A great book happens when I pick up a book and can't put it down again; when I cannot suppress the sighs upon finishing it; when I cannot wait to tell everyone I know: read this book!

But how to pick a favorite? No one would ever ask me to pick which of my children is my favorite, or which of my parents or sisters I prefer over the other. Family cannot be so divided up, one on the side designated "favorite" and all the others grim-faced on the other side of the line, designated "not-so-favorite." The books I love are like family (complete with a black sheep or two) and I cannot select one out of the bunch to deem most favored, most special, or most great.

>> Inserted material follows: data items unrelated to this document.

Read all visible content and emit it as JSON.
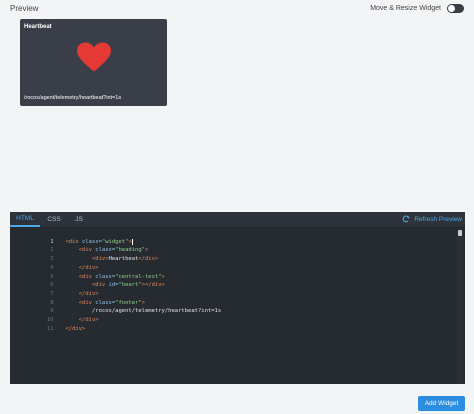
{
  "preview": {
    "label": "Preview",
    "move_resize_label": "Move & Resize Widget",
    "toggle_on": false,
    "widget": {
      "heading": "Heartbeat",
      "footer": "/rocos/agent/telemetry/heartbeat?int=1s",
      "heart_color": "#e53935",
      "background": "#3a3e48"
    }
  },
  "editor": {
    "tabs": [
      {
        "label": "HTML",
        "active": true
      },
      {
        "label": "CSS",
        "active": false
      },
      {
        "label": "JS",
        "active": false
      }
    ],
    "refresh_label": "Refresh Preview",
    "lines": [
      {
        "n": "1",
        "indent": "",
        "tag_open": "<div",
        "attr": " class=",
        "str": "\"widget\"",
        "tag_close": ">",
        "text": "",
        "end": ""
      },
      {
        "n": "2",
        "indent": "    ",
        "tag_open": "<div",
        "attr": " class=",
        "str": "\"heading\"",
        "tag_close": ">",
        "text": "",
        "end": ""
      },
      {
        "n": "3",
        "indent": "        ",
        "tag_open": "<div",
        "attr": "",
        "str": "",
        "tag_close": ">",
        "text": "Heartbeat",
        "end": "</div>"
      },
      {
        "n": "4",
        "indent": "    ",
        "tag_open": "</div>",
        "attr": "",
        "str": "",
        "tag_close": "",
        "text": "",
        "end": ""
      },
      {
        "n": "5",
        "indent": "    ",
        "tag_open": "<div",
        "attr": " class=",
        "str": "\"central-text\"",
        "tag_close": ">",
        "text": "",
        "end": ""
      },
      {
        "n": "6",
        "indent": "        ",
        "tag_open": "<div",
        "attr": " id=",
        "str": "\"heart\"",
        "tag_close": ">",
        "text": "",
        "end": "</div>"
      },
      {
        "n": "7",
        "indent": "    ",
        "tag_open": "</div>",
        "attr": "",
        "str": "",
        "tag_close": "",
        "text": "",
        "end": ""
      },
      {
        "n": "8",
        "indent": "    ",
        "tag_open": "<div",
        "attr": " class=",
        "str": "\"footer\"",
        "tag_close": ">",
        "text": "",
        "end": ""
      },
      {
        "n": "9",
        "indent": "        ",
        "tag_open": "",
        "attr": "",
        "str": "",
        "tag_close": "",
        "text": "/rocos/agent/telemetry/heartbeat?int=1s",
        "end": ""
      },
      {
        "n": "10",
        "indent": "    ",
        "tag_open": "</div>",
        "attr": "",
        "str": "",
        "tag_close": "",
        "text": "",
        "end": ""
      },
      {
        "n": "11",
        "indent": "",
        "tag_open": "</div>",
        "attr": "",
        "str": "",
        "tag_close": "",
        "text": "",
        "end": ""
      }
    ]
  },
  "actions": {
    "add_widget_label": "Add Widget"
  },
  "colors": {
    "accent": "#2b8de0",
    "editor_bg": "#262a31",
    "tag": "#e28a5a",
    "attribute": "#8fc3e8",
    "string": "#8fd28c"
  }
}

As a child, it was easy to pick a best friend, a favorite sibling, and a favorite book: Harriet the Spy was my first favorite book, and later, Nancy Drew's The Clue in the Old Album too its place. By high school, I had discovered Graham Greene and The Burnt-Out Case and on the cusp of college, Nadime Gordimer's Burger's Daughter took favored book status. And then as I settled into being an adult, the favorite books instead became favored authors: Thomas Hardy, Wilkie Collins, Louise Erdrich, Toni Morrison, Dickens, Philip Roth, Stewart O'Nan, Thrity Umrigar, Colin Channer, Ursula Le Guin, Barbara Kingsolver, Martha Grimes, Geraldine Brooks, Jose Saramago -- but the list goes on and on, and I cannot possibly name all my favorites, much less pick one favorite book or author, or even genre.

I still fall in love with books, feel the sighs of happiness and satisfaction, and run to the phone to tell everyone I know to read my latest find of greatness. But one favorite book? Can't do it. Please don't make me try. But while we're here: what's your all-time favorite book? I always have room for more, and lungs strong enough to sigh deeply, again and again.